Many new reports of people going after Basij, and some about a group called NIR which, it is said, is protecting people from security forces.  I don’t know what that is, I’m trying to find out.

1 o’clock:  Going swimming (I’m gettinga new hip next Monday, have to keep muscle strength up).  Back in an hour or thereabouts.

2:30:  It’s now eleven o’clock at night in Iran, and the chants from the rooftops and the prisons have resumed.  And Khamenei sure hears them, “Death to the Dictator!”  “Allah is Great!”  What an ironic turnaround for this tyrant, who claims Divine sanction for his every thought and action, now to be threatened with death in the name of Allah.

Meanwhile, in an appalling act of appeasement, we released five Revolutionary Guards officers in Iraq, so that they could go to Tehran (and I doubt they will join the nocturnal chanters).  I got it from Washingtontv, which somehow accepted the official Iranian misidentification of these guys:

Washington, 9 July (WashingtonTV)—The US military on Thursday handed over five Iranian diplomats (NOT!  ML.  The mullahs claimed they were dips, but they were IRGC officers) it has held for over two years to Iraqi authorities, Iraqi and Iranian officials said.

Iran’s ambassador to Baghdad, Hassan Kazemi Qomi, said that the five men were handed over to Iraq’s Prime Minister Nouri al-Maliki, and that they would be handed over to the Iranian embassy in Baghdad after meeting al-Maliki, reports the official IRNA news agency.

The five diplomats, accused by the U.S. of funding and arming Shiite militants in Iraq, were arrested in the northern Iraqi city of Arbil on 11 January 2007.

The timing could hardly have been worse, and I’m sure the White House is roundly annoyed that this happened just on a day when the regime’s claws and fangs were so publicly exposed.  The White House had set the release up for several days ago, but then the Almighty–in the form of intense sandstorms that made it impossible to fly in and out of Tehran–intervened.

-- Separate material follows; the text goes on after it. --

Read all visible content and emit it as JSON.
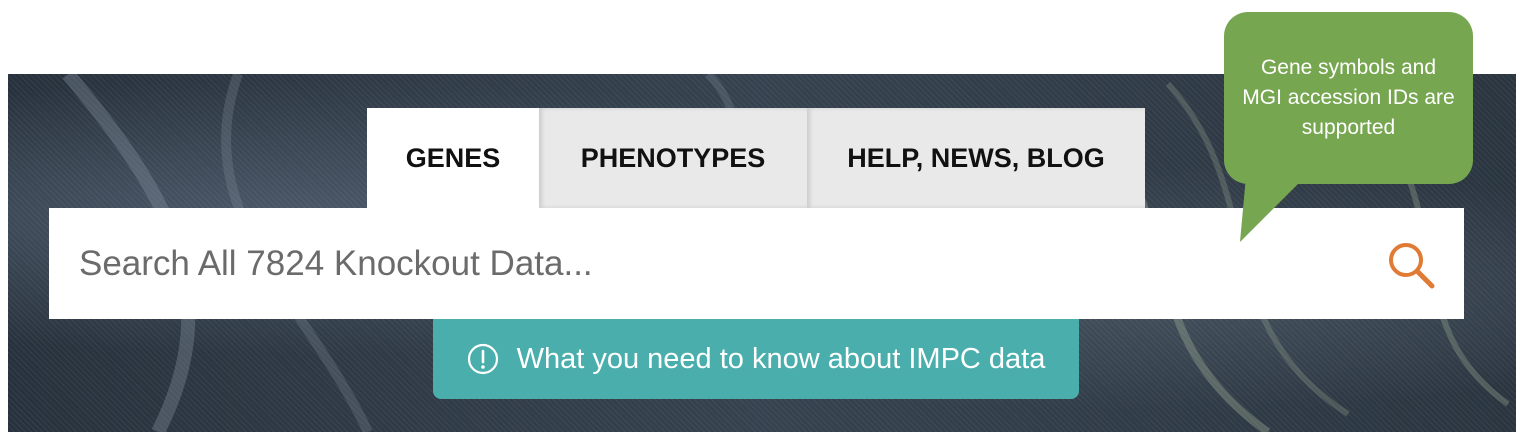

If my information is correct–and I must say I have rarely had a story so vigorously denied by my own government–this is part of the deal for Roxana Saberi, who, you’ll remember, was miraculously released from an Iranian prison a couple of months ago.  These IRGC commanders–with, I am told, hundreds of lower-level Iranian terror facilitators to come in the next days and weeks–were Iran’s price for freeing the American hostage.

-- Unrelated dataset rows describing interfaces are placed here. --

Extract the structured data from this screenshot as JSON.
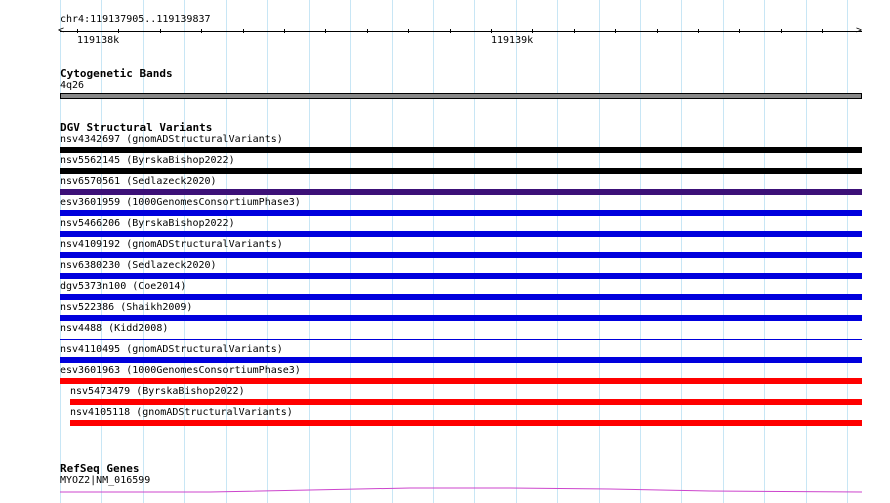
{
  "ruler": {
    "region": "chr4:119137905..119139837",
    "ticks": [
      {
        "label": "119138k",
        "position": 119138000
      },
      {
        "label": "119139k",
        "position": 119139000
      }
    ],
    "start": 119137905,
    "end": 119139837
  },
  "cytoband": {
    "title": "Cytogenetic Bands",
    "band_label": "4q26",
    "color": "#888888"
  },
  "dgv": {
    "title": "DGV Structural Variants",
    "variants": [
      {
        "label": "nsv4342697 (gnomADStructuralVariants)",
        "color": "#000000",
        "style": "thick"
      },
      {
        "label": "nsv5562145 (ByrskaBishop2022)",
        "color": "#000000",
        "style": "thick"
      },
      {
        "label": "nsv6570561 (Sedlazeck2020)",
        "color": "#3c1078",
        "style": "thick"
      },
      {
        "label": "esv3601959 (1000GenomesConsortiumPhase3)",
        "color": "#0000dd",
        "style": "thick"
      },
      {
        "label": "nsv5466206 (ByrskaBishop2022)",
        "color": "#0000dd",
        "style": "thick"
      },
      {
        "label": "nsv4109192 (gnomADStructuralVariants)",
        "color": "#0000dd",
        "style": "thick"
      },
      {
        "label": "nsv6380230 (Sedlazeck2020)",
        "color": "#0000dd",
        "style": "thick"
      },
      {
        "label": "dgv5373n100 (Coe2014)",
        "color": "#0000dd",
        "style": "thick"
      },
      {
        "label": "nsv522386 (Shaikh2009)",
        "color": "#0000dd",
        "style": "thick"
      },
      {
        "label": "nsv4488 (Kidd2008)",
        "color": "#0000dd",
        "style": "thin"
      },
      {
        "label": "nsv4110495 (gnomADStructuralVariants)",
        "color": "#0000dd",
        "style": "thick"
      },
      {
        "label": "esv3601963 (1000GenomesConsortiumPhase3)",
        "color": "#ff0000",
        "style": "thick"
      },
      {
        "label": "nsv5473479 (ByrskaBishop2022)",
        "color": "#ff0000",
        "style": "thick",
        "indent": true
      },
      {
        "label": "nsv4105118 (gnomADStructuralVariants)",
        "color": "#ff0000",
        "style": "thick",
        "indent": true
      }
    ]
  },
  "refseq": {
    "title": "RefSeq Genes",
    "gene_label": "MYOZ2|NM_016599",
    "color": "#cc44cc"
  }
}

I had inklings of this, and said so at the time.  So I’ll take the opportunity to remind everyone who follows Iranian matters, that the mullahs’ hostages are never released for humanitarian motives.  They are ransomed.  The only question is the price.

When I asked some folks in the government, about a week ago, if we were preparing to release these people, they acted as if I’d asked if the Vice President were about to convert to Islam.  But the releases have started.

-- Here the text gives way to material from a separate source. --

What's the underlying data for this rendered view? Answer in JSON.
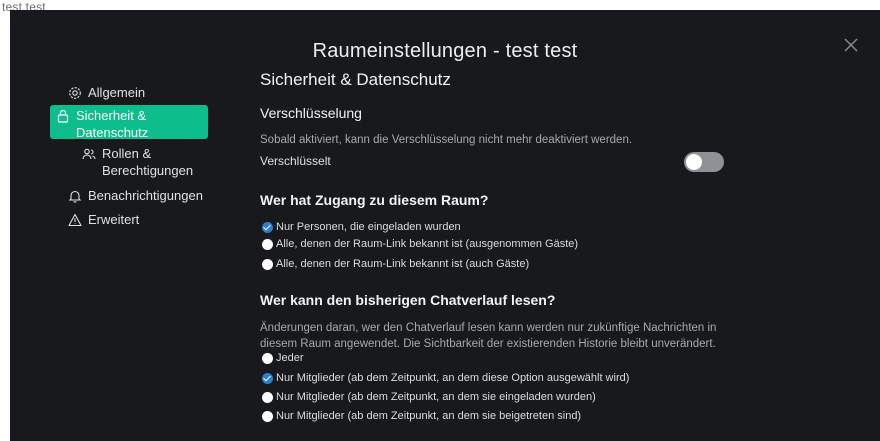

It seems Obama overpaid, frankly.  But then, we always do.  Every president since Jimmy Carter has acted like a fool regarding Iran.  So it’s business as usual.

4 o’clock:  there are still clashes in Tehran, and probably other cities as well.  It’s too early for an overall assessment of the “meaning” of the day, but some things are clear enough:

1.  The uprising is not over.  If anything, today’s turnout, discipline, and obviously improved tactics suggest that the opposition is stronger;

2.  The regime hasn’t won any converts to its side.  Rafsanjani’s daughter was reportedly in the crowd today, and I am still waiting for confirmation of the widely reported story that Mousavi appeared at a mosque and delivered a speech;

3.  The opposition seems to have gained a tempo in this game.  I’d expect the strikes to continue, and to intensify.  I wonder if any American trade union is going to support its Iranian brothers and sisters;

4.  Meanwhile, we’ve learned to accept a simple truth about Khamenei.  You gotta read it!

4:30 PM (last reliable information I’m going to have today, I think).  Khamenei was told the following:

* massive demonstrations
* 3 killed
* 78 known as seriously wounded, many broken bones and ruptured internal organs, several may not make it; other wounded may have disappeared
* 600 arrests

SPECIAL MESSAGE FROM OPPOSITION: “please tell the world about these atrocities; people did nothing, silence, no provocations, no violence but fierce attacks by the government forces.”

And so we shall.  Good night Chet.  Good night David.